Su primer recuerdo claro de este ahora, del presente exterior a la bruma tormentosa, era que se paraba, que de pronto no podía seguir respirando, y no pasaba nada, era una buena cosa, por no decir el paraíso; podía aguantar cierto grado de dolor, pero todo tenía un límite, y se alegró de que el partido estuviera acabando.

Y luego tenía una boca pegada a la suya, una boca que era indudablemente de mujer a pesar de sus labios duros y secos, y el soplo que expulsaba la boca femenina entraba en su propia boca, garganta abajo, hinchando levemente sus pulmones, y cuando los labios se apartaron pudo oler por primera vez a su carcelera, olerla en el aliento que ella había exhalado por la fuerza dentro de él igual que un hombre podía introducir una parte de su cuerpo a la fuerza en una mujer renuente, aquel repelente tufo a galletas de vainilla y helado de chocolate y salsa de barbacoa y caramelo de mantequilla de cacahuete.

Oyó una voz que gritaba: «¡Respira, maldita sea! ¡Respira, Paul!».

Los labios se le pegaron de nuevo. Sintió cómo el aire bajaba otra vez hasta su garganta.

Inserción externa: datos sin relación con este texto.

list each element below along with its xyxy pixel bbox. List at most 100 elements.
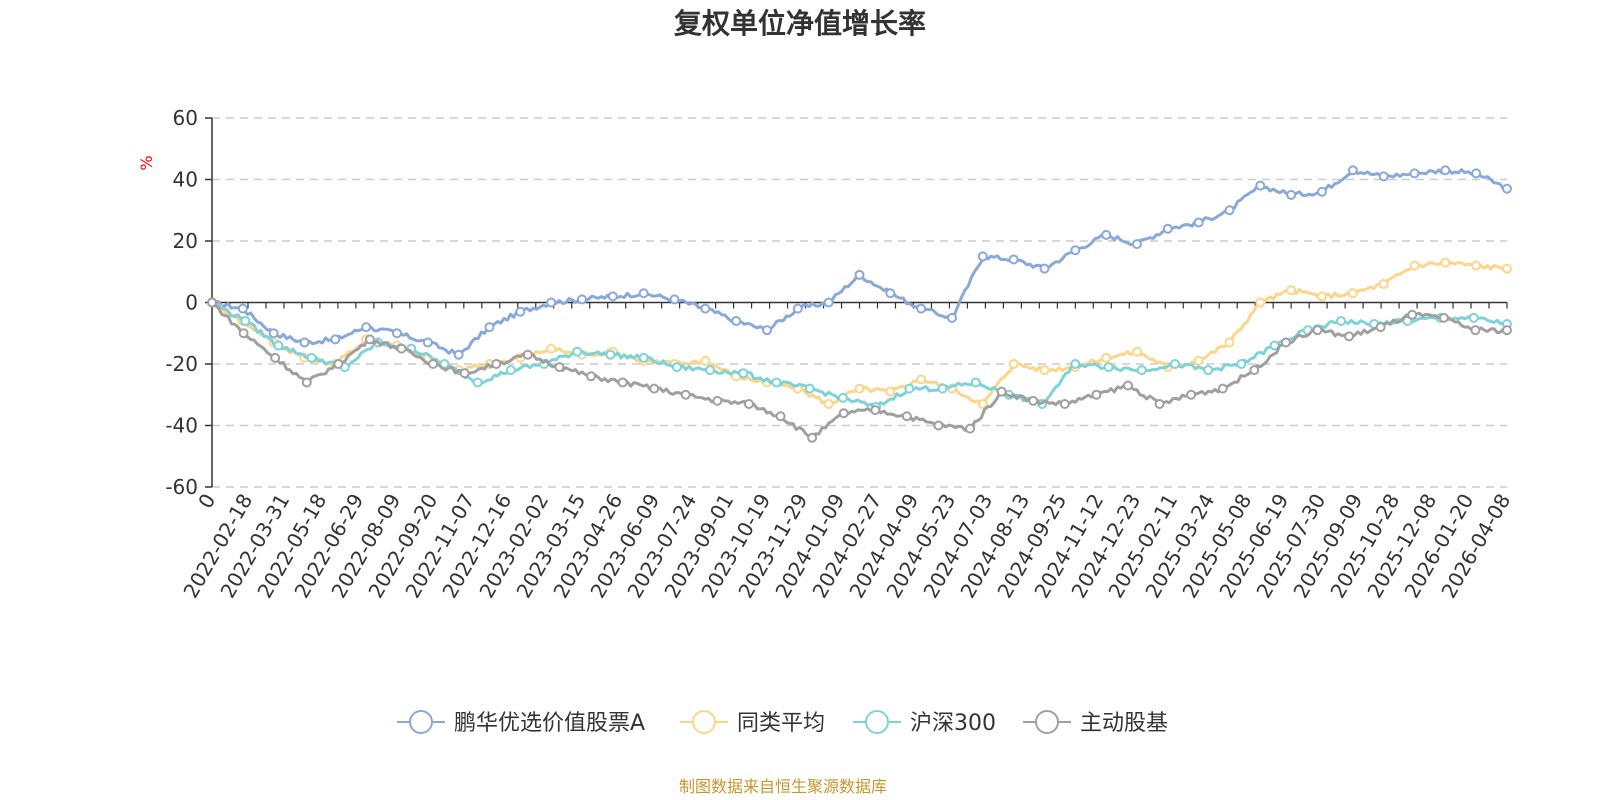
data-point (1286, 285, 1297, 296)
data-point (392, 328, 402, 339)
data-point (1409, 260, 1420, 271)
data-point (1249, 365, 1260, 376)
data-point (1193, 217, 1204, 228)
legend-marker-icon (1035, 710, 1059, 734)
data-point (700, 355, 711, 366)
data-point (1502, 263, 1512, 274)
data-point (1438, 312, 1449, 323)
data-point (1312, 325, 1323, 336)
data-point (933, 420, 944, 431)
data-point (1440, 165, 1451, 176)
data-point (605, 349, 616, 360)
data-point (700, 303, 711, 314)
data-point (1440, 257, 1451, 268)
data-point (712, 395, 723, 406)
data-point (1103, 362, 1114, 373)
data-point (1409, 168, 1420, 179)
data-point (1169, 359, 1180, 369)
data-point (237, 303, 248, 314)
data-point (546, 343, 557, 354)
data-point (422, 337, 433, 348)
legend-marker-icon (409, 710, 433, 734)
data-point (1059, 398, 1070, 409)
data-point (1347, 288, 1358, 299)
data-point (1317, 291, 1327, 302)
y-tick-label: 20 (173, 229, 198, 253)
data-point (885, 288, 896, 299)
legend-label: 同类平均 (737, 711, 825, 736)
data-point (870, 405, 881, 416)
data-point (901, 411, 912, 422)
legend-marker-icon (692, 710, 716, 734)
data-point (638, 352, 649, 363)
y-tick-label: 40 (173, 168, 198, 192)
data-point (1378, 171, 1389, 182)
y-tick-label: -40 (165, 414, 198, 438)
y-tick-label: 0 (185, 291, 198, 315)
data-point (572, 346, 583, 357)
data-point (1468, 312, 1479, 323)
data-point (1039, 263, 1050, 274)
data-point (1028, 395, 1039, 406)
data-point (977, 251, 988, 262)
data-point (1502, 325, 1512, 336)
data-point (484, 322, 495, 333)
data-point (1236, 359, 1247, 369)
data-point (1132, 346, 1142, 357)
y-tick-label: -20 (165, 352, 198, 376)
data-point (607, 291, 618, 302)
data-point (1091, 389, 1102, 400)
data-point (522, 349, 533, 360)
legend-item[interactable]: 同类平均 (680, 710, 825, 736)
data-point (649, 383, 660, 394)
data-point (459, 368, 470, 379)
data-point (916, 374, 927, 385)
data-point (428, 359, 439, 369)
data-point (1255, 180, 1266, 191)
data-point (1378, 279, 1389, 290)
data-point (762, 325, 772, 336)
data-point (301, 377, 312, 388)
data-point (1375, 322, 1386, 333)
data-point (240, 315, 251, 326)
data-point (807, 432, 818, 443)
data-point (361, 322, 372, 333)
data-point (916, 303, 927, 314)
data-point (1344, 331, 1355, 342)
data-point (617, 377, 628, 388)
data-point (1070, 245, 1081, 256)
data-point (823, 398, 834, 409)
legend-label: 鹏华优选价值股票A (454, 711, 645, 736)
legend-item[interactable]: 鹏华优选价值股票A (397, 710, 645, 736)
legend-item[interactable]: 沪深300 (853, 710, 996, 736)
data-point (396, 343, 407, 354)
data-point (1502, 183, 1512, 194)
data-point (586, 371, 597, 382)
data-point (1286, 189, 1297, 200)
legend: 鹏华优选价值股票A 同类平均 沪深300 主动股基 (397, 710, 1168, 736)
data-point (743, 398, 754, 409)
data-point (1039, 365, 1050, 376)
data-point (1407, 309, 1418, 320)
legend-item[interactable]: 主动股基 (1023, 710, 1168, 736)
data-point (453, 349, 464, 360)
data-point (771, 377, 782, 388)
x-axis: 02022-02-182022-03-312022-05-182022-06-2… (178, 301, 1515, 602)
data-point (1186, 389, 1197, 400)
legend-label: 沪深300 (910, 711, 996, 736)
data-point (330, 334, 341, 345)
data-point (775, 411, 786, 422)
data-point (1317, 186, 1327, 197)
data-point (1136, 365, 1147, 376)
data-point (792, 303, 803, 314)
data-point (937, 383, 948, 394)
data-point (554, 362, 565, 373)
data-point (1280, 337, 1291, 348)
data-point (965, 423, 976, 434)
data-point (577, 294, 587, 305)
data-point (1347, 165, 1358, 176)
data-point (299, 337, 310, 348)
data-point (885, 386, 896, 397)
data-point (970, 377, 981, 388)
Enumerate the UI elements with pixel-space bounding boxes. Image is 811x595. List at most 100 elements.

Era como esa húmeda ráfaga de viento que sigue al paso de un convoy en el túnel del metro, levantando papeles de periódico y envolturas de caramelo, y los labios estaban retraídos, y él pensó: Por el amor de Dios, no dejes salir ni una pizca de aire por la nariz, pero no pudo evitarlo y oh, aquella peste, aquel PESTAZO inaguantable.

¡Respira, maldita sea! —chilló la voz invisible, y él pensó: Vale, haré lo que tú digas, pero, por favor, no vuelvas a hacer eso, deja ya de infectarme, y lo intentó, pero antes de ponerse realmente a ello, los labios femeninos estaban otra vez pegados a los suyos, resecos y tiesos como tiras de cuero curado a la sal, y ella lo violó de nuevo con todo su aire.

Esta vez, cuando apartó los labios, él no la dejó expulsar el aire, sino que empujó con todas sus fuerzas y exhaló una gigantesca ración de su propio aire interior. Lo sacó de un tirón, y aguardó a que su pecho —fuera de su campo visual— volviera a subir y a bajar tal como había hecho siempre por sí solo. No hubo suerte, de modo que boqueó otra vez a morir y un segundo después volvía a respirar lo más deprisa posible a fin de expulsar cuanto antes el olor y el sabor de aquella mujer.

El aire normal jamás le había sabido tan bien.

Empezó a sumirse de nuevo en la bruma, pero antes de que el mundo exterior se desvaneciera por completo, oyó que la mujer murmuraba: «¡Uf! ¡De poco ha ido!».

Con poco basta, pensó él, y se quedó dormido.

Soñó con el pilote, un sueño tan real que casi creyó que podía alargar la mano y pasar la palma por la curva de la agrietada y verdinegra madera.

Cuando volvió a su estado anterior de semiconsciencia, fue capaz de establecer la conexión entre el pilote y la situación en que se encontraba, como si flotara en la palma de su mano. El dolor no obedecía a la marea. Esa fue la moraleja del sueño que en realidad era un recuerdo. El dolor iba y venía solo aparentemente. El dolor era como aquel pilote, unas veces quedaba cubierto, otras veces a la intemperie, pero siempre estaba allí. Cuando el dolor no lo obligaba a atravesar la espesa grisura pétrea de su nube, él se sentía vagamente agradecido, pero ya no se dejaba engañar: el dolor estaba agazapado, a la espera. Y no había un pilote, sino dos; el dolor era esos pilotes, y aunque la mayor parte de su cerebro no tuvo conciencia de que lo sabía hasta mucho después, una parte de él ya sabía que los destrozados pilotes no eran sino sus propias piernas, asimismo destrozadas.